The play is pitched for maximum intensity, and Chapman's direction encourages a mythic scope — a wholly appropriate approach for a drama that leaps over the safety of realism. Amanda Knehans' beautifully designed set, as snug as it is appealing, grounds the action in a clean and cozy domesticity. But this is just an illusion, as the production makes clear through the expressionistic wildness of the lighting (Andrew Schmedake) and sound design (Jeff Gardner).
The couple has been granted a brief reprieve from their separation. Leroy, observing an old superstition, made an oath to the awakening cicadas that he will turn himself in if he's given the chance to make peace with Berta. She has made her own pact with the insects, asking them to restore the life of her stillborn baby, whose corpse she has held onto in the hope that the cicadas will answer her prayer.
The pressurized, supernatural stakes in such tight quarters sometimes encourage Christopher to push a little too vociferously.

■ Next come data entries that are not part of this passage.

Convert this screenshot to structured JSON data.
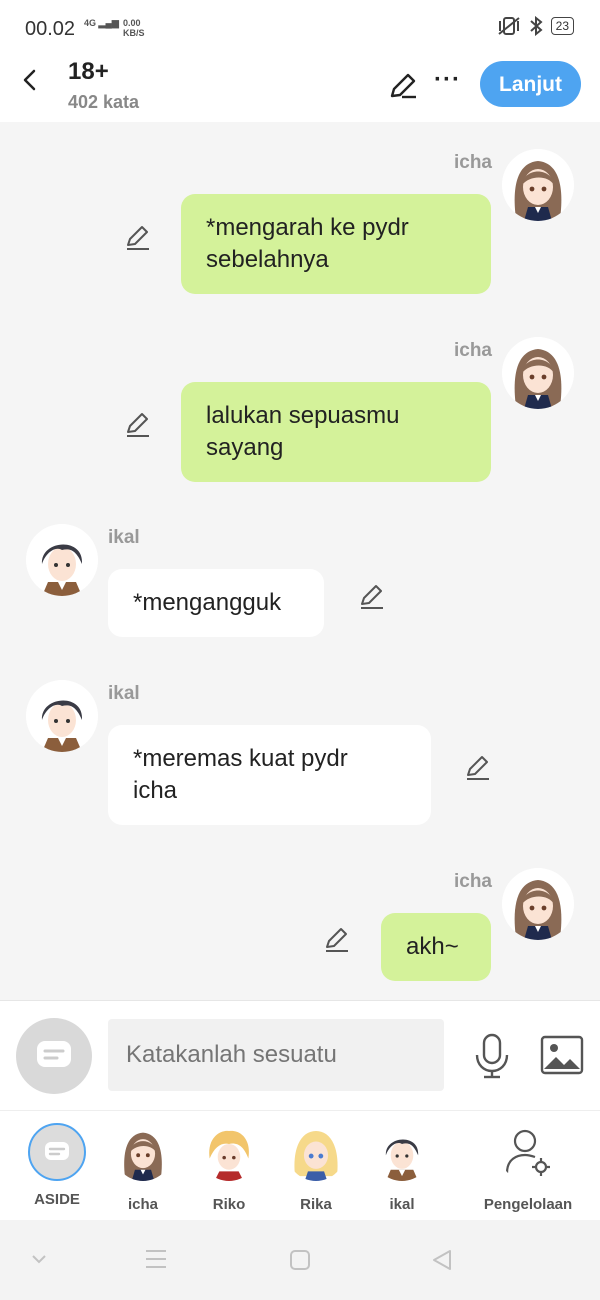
{
  "status_bar": {
    "time": "00.02",
    "network": "4G",
    "speed_value": "0.00",
    "speed_unit": "KB/S",
    "battery": "23"
  },
  "header": {
    "title": "18+",
    "word_count": "402 kata",
    "next_label": "Lanjut"
  },
  "messages": [
    {
      "sender": "icha",
      "text_line1": "*mengarah ke pydr",
      "text_line2": "sebelahnya"
    },
    {
      "sender": "icha",
      "text_line1": "lalukan sepuasmu",
      "text_line2": "sayang"
    },
    {
      "sender": "ikal",
      "text_line1": "*mengangguk"
    },
    {
      "sender": "ikal",
      "text_line1": "*meremas kuat pydr",
      "text_line2": "icha"
    },
    {
      "sender": "icha",
      "text_line1": "akh~"
    }
  ],
  "input": {
    "placeholder": "Katakanlah sesuatu"
  },
  "characters": [
    {
      "label": "ASIDE"
    },
    {
      "label": "icha"
    },
    {
      "label": "Riko"
    },
    {
      "label": "Rika"
    },
    {
      "label": "ikal"
    },
    {
      "label": "Pengelolaan"
    }
  ],
  "colors": {
    "accent": "#4ea4f1",
    "own_bubble": "#d4f29a",
    "other_bubble": "#ffffff",
    "background": "#f5f5f5"
  },
  "icons": [
    "back-icon",
    "edit-icon",
    "more-icon",
    "mic-icon",
    "image-icon",
    "chat-icon",
    "manage-icon"
  ]
}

Berta's home is too small to contain Leroy — and Christopher's performance never lets us forget it. But the turbulent charge of Leroy's voice and body language serves another purpose: keeping the character's history as an oppressed Black man cruelly cut off from his soulmate ever in sight.
Rogers' Berta, comfortably situated in her domestic nest, scales her performance accordingly. She is our anchor into the world of the play, reacting to Leroy's tumultuous intrusion with suspicion and alarm. But as the intimacy grows between the characters, the performers become more relaxed and playful with each other. The Wagnerian nature of Berta and Leroy's love settles down without losing its miraculous mystery.

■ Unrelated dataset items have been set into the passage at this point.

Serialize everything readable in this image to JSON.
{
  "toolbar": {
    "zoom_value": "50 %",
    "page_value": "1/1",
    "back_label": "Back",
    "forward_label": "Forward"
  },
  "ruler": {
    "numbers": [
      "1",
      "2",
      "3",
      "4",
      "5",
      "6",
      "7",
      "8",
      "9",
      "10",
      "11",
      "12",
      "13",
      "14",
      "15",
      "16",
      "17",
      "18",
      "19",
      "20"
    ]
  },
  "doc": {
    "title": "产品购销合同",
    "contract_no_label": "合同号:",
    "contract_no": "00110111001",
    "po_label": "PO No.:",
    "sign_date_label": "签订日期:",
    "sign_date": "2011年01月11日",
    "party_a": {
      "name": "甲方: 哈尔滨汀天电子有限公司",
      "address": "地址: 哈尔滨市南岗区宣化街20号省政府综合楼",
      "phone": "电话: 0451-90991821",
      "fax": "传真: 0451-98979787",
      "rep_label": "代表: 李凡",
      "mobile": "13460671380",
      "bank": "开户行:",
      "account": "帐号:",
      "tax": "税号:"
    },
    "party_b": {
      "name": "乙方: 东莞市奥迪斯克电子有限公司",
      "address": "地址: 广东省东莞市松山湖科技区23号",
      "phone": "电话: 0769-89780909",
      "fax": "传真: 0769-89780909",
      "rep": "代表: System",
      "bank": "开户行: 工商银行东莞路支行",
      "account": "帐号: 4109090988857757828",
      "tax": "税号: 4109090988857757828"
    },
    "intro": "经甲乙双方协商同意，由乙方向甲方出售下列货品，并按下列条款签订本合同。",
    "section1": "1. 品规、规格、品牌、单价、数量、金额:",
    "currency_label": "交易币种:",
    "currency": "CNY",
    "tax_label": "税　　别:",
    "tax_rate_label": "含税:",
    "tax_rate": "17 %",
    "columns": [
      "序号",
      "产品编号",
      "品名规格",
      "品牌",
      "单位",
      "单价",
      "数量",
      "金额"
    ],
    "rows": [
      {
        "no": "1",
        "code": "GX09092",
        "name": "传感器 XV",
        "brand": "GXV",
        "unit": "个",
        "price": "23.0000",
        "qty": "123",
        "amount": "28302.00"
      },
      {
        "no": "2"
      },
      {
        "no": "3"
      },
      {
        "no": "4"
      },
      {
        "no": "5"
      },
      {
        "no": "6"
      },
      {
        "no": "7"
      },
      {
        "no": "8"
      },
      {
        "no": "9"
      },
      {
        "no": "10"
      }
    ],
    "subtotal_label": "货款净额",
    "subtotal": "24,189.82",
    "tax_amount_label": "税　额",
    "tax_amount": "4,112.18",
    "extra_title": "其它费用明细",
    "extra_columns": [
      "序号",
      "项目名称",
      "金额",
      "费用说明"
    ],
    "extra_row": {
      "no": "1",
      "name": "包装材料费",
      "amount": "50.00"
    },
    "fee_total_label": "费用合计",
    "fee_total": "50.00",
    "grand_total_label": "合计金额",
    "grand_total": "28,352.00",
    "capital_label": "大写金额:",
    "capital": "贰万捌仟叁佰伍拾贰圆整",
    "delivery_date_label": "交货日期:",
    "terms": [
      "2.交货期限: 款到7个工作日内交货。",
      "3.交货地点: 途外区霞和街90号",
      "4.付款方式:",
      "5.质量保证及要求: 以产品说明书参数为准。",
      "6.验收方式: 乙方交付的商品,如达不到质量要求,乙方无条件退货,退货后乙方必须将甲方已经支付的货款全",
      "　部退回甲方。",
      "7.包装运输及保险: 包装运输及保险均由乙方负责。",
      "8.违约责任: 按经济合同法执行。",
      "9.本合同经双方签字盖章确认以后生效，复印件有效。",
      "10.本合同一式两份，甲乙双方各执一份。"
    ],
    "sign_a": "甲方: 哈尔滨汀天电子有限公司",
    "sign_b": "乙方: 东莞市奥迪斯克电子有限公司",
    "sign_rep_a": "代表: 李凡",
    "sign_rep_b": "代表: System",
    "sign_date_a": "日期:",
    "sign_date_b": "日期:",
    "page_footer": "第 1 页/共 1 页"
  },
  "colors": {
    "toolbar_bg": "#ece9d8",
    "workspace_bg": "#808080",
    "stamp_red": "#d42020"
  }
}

The Sunday matinee I attended was a Black Out performance — an opportunity for a Black audience to experience the play in community. Playwright Jeremy O. Harris championed this concept during the initial Broadway run of his groundbreaking drama 'Slave Play.' There was backlash to the idea in London, where some critics found the practice racially exclusionary. But anything that promotes the communal embrace of art, particularly among historically underrepresented groups, ought to be celebrated.

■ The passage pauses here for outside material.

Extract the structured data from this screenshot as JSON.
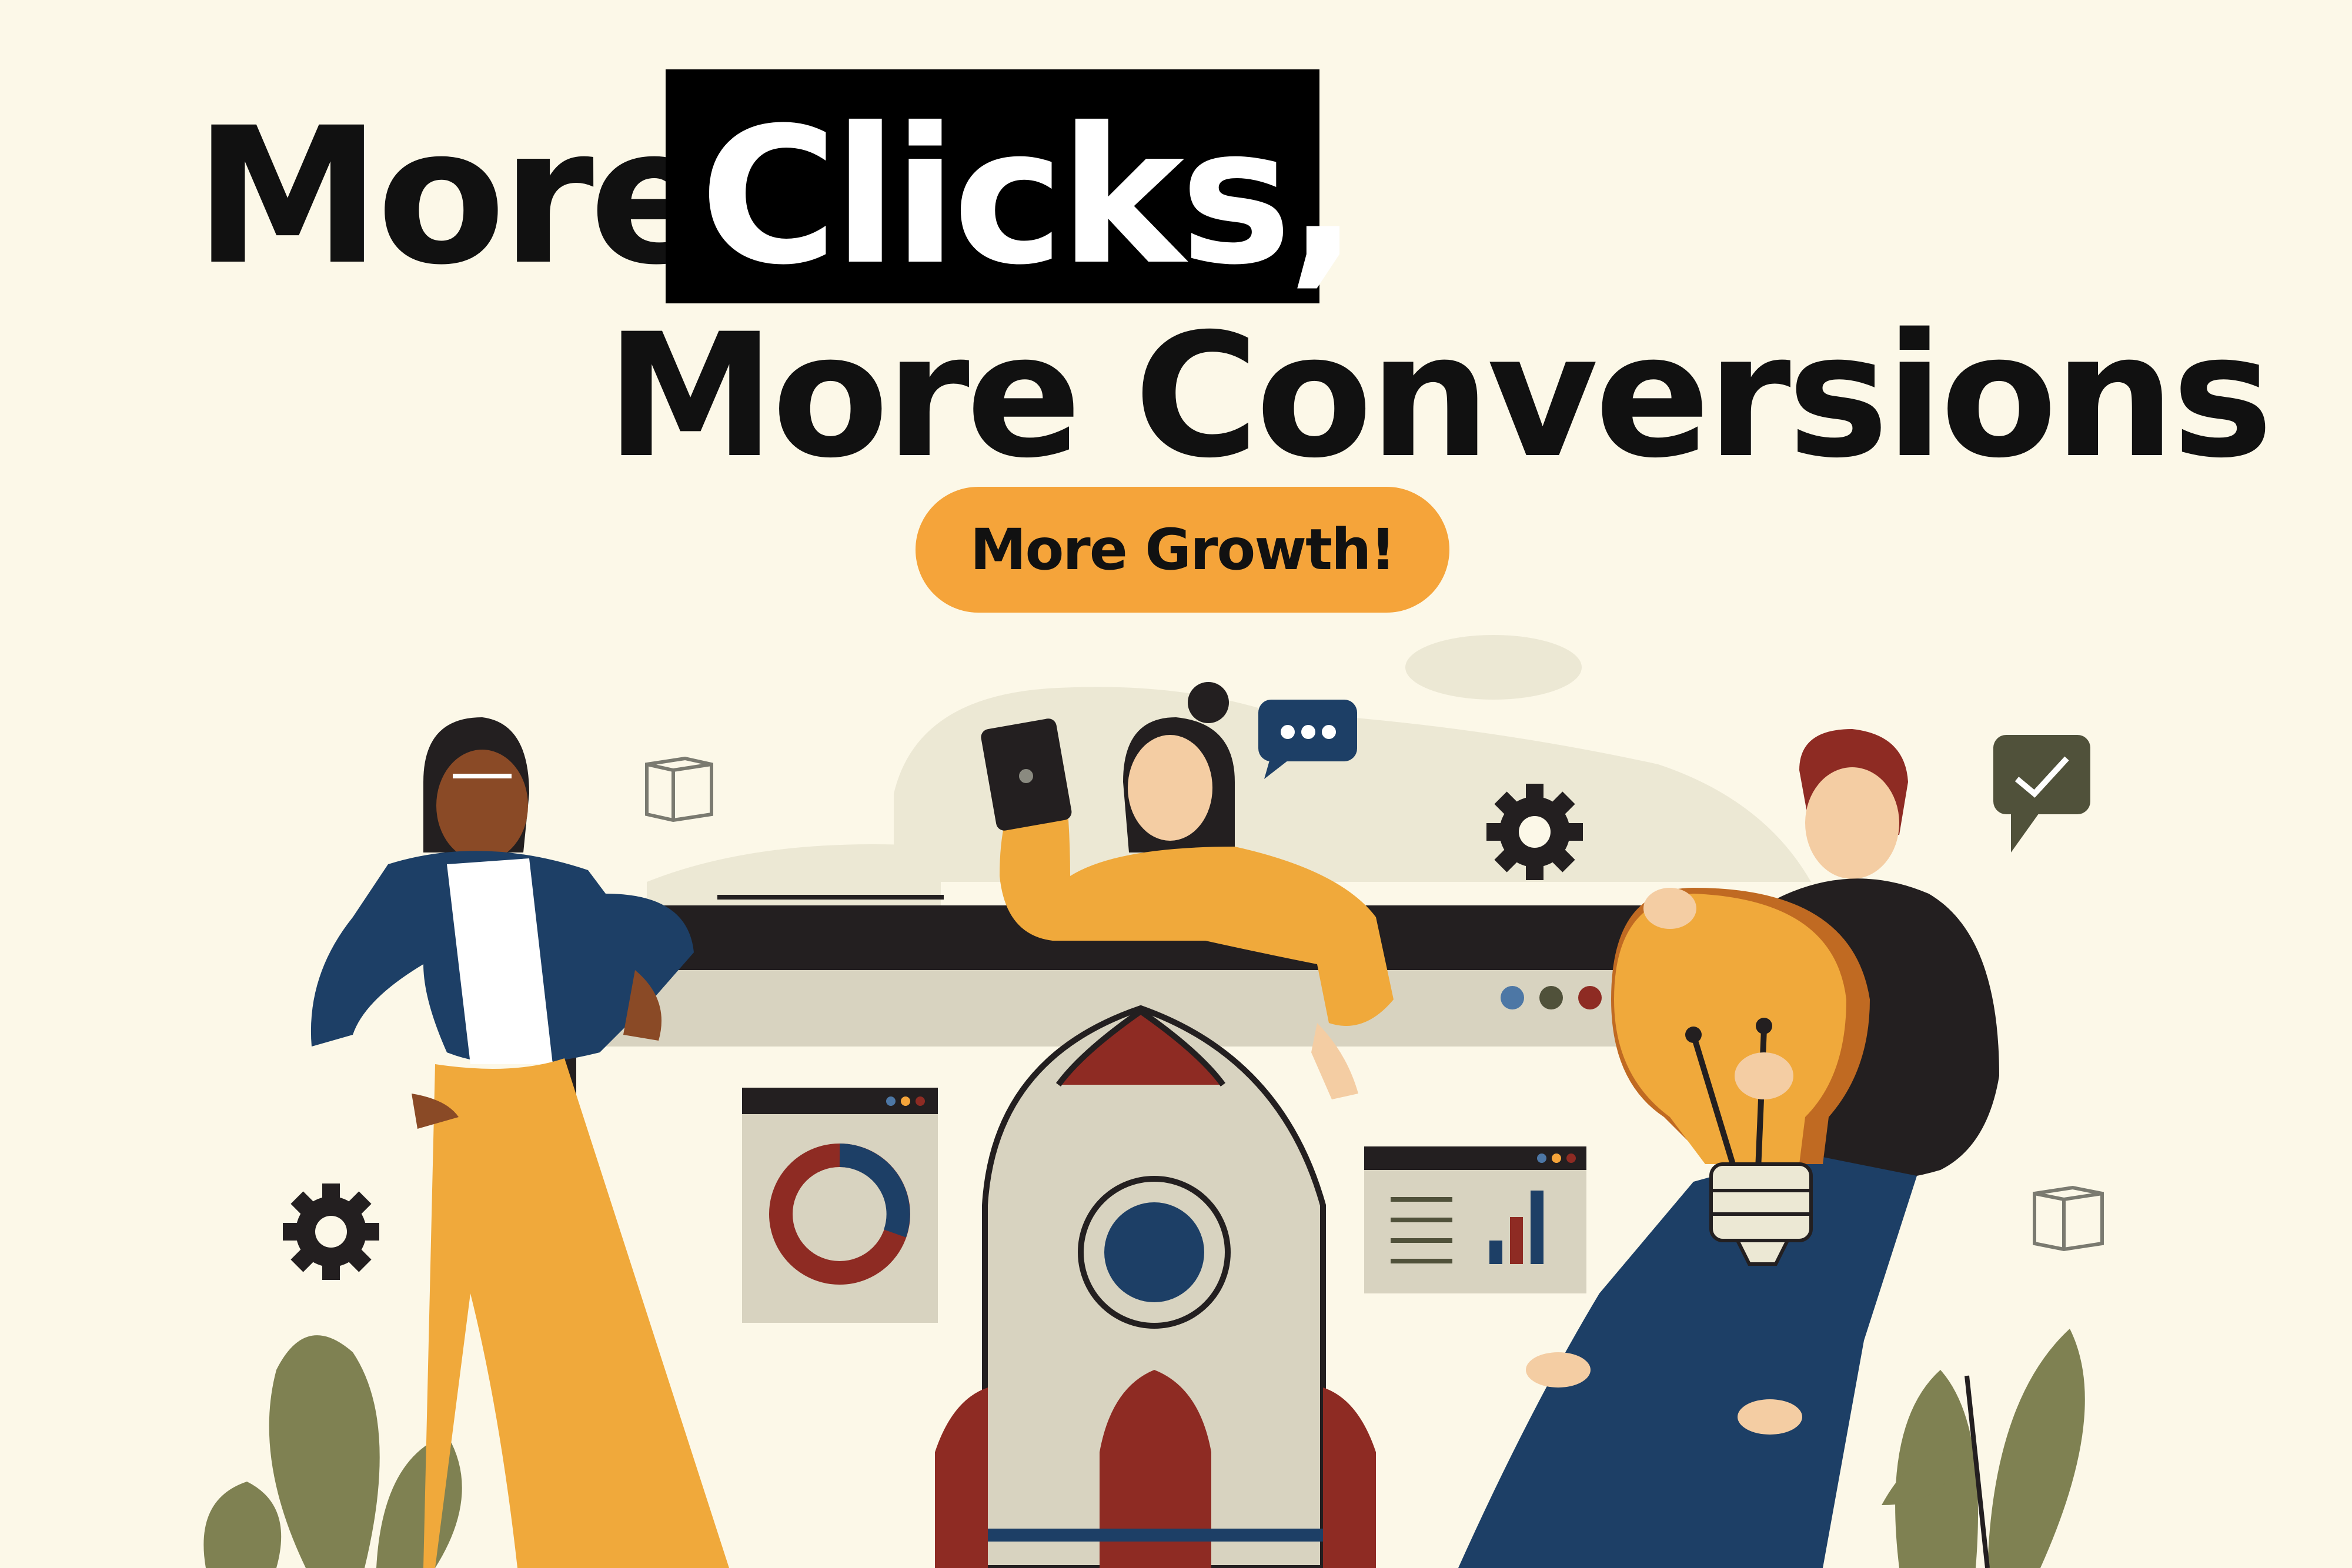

I wasn't the only white person in the audience at 'Berta, Berta' on Sunday, but I was one of just a few. When I had initially learned from the show's publicist that the performance was specially designated, I offered to come at another time, not wanting to take a seat from a community member. But I was assured that there was room and that I was most welcome.
Listening to the play in this special environment, I was more alert to the through line of history. Although set in the Deep South during the Jim Crow era, there appeared to be little distance between the characters and the audience. Berta and Leroy's tempestuous love games were met with amused recognition. And the threats facing the couple, to judge by the audible response to the work, were received with knowing empathy.
At a different performance, I might have been more impatient with some of the strained dramatic turns. But the production's living bond with the audience opened my eyes to the realism inherent in this folktale romance, laden with history and floating on a song.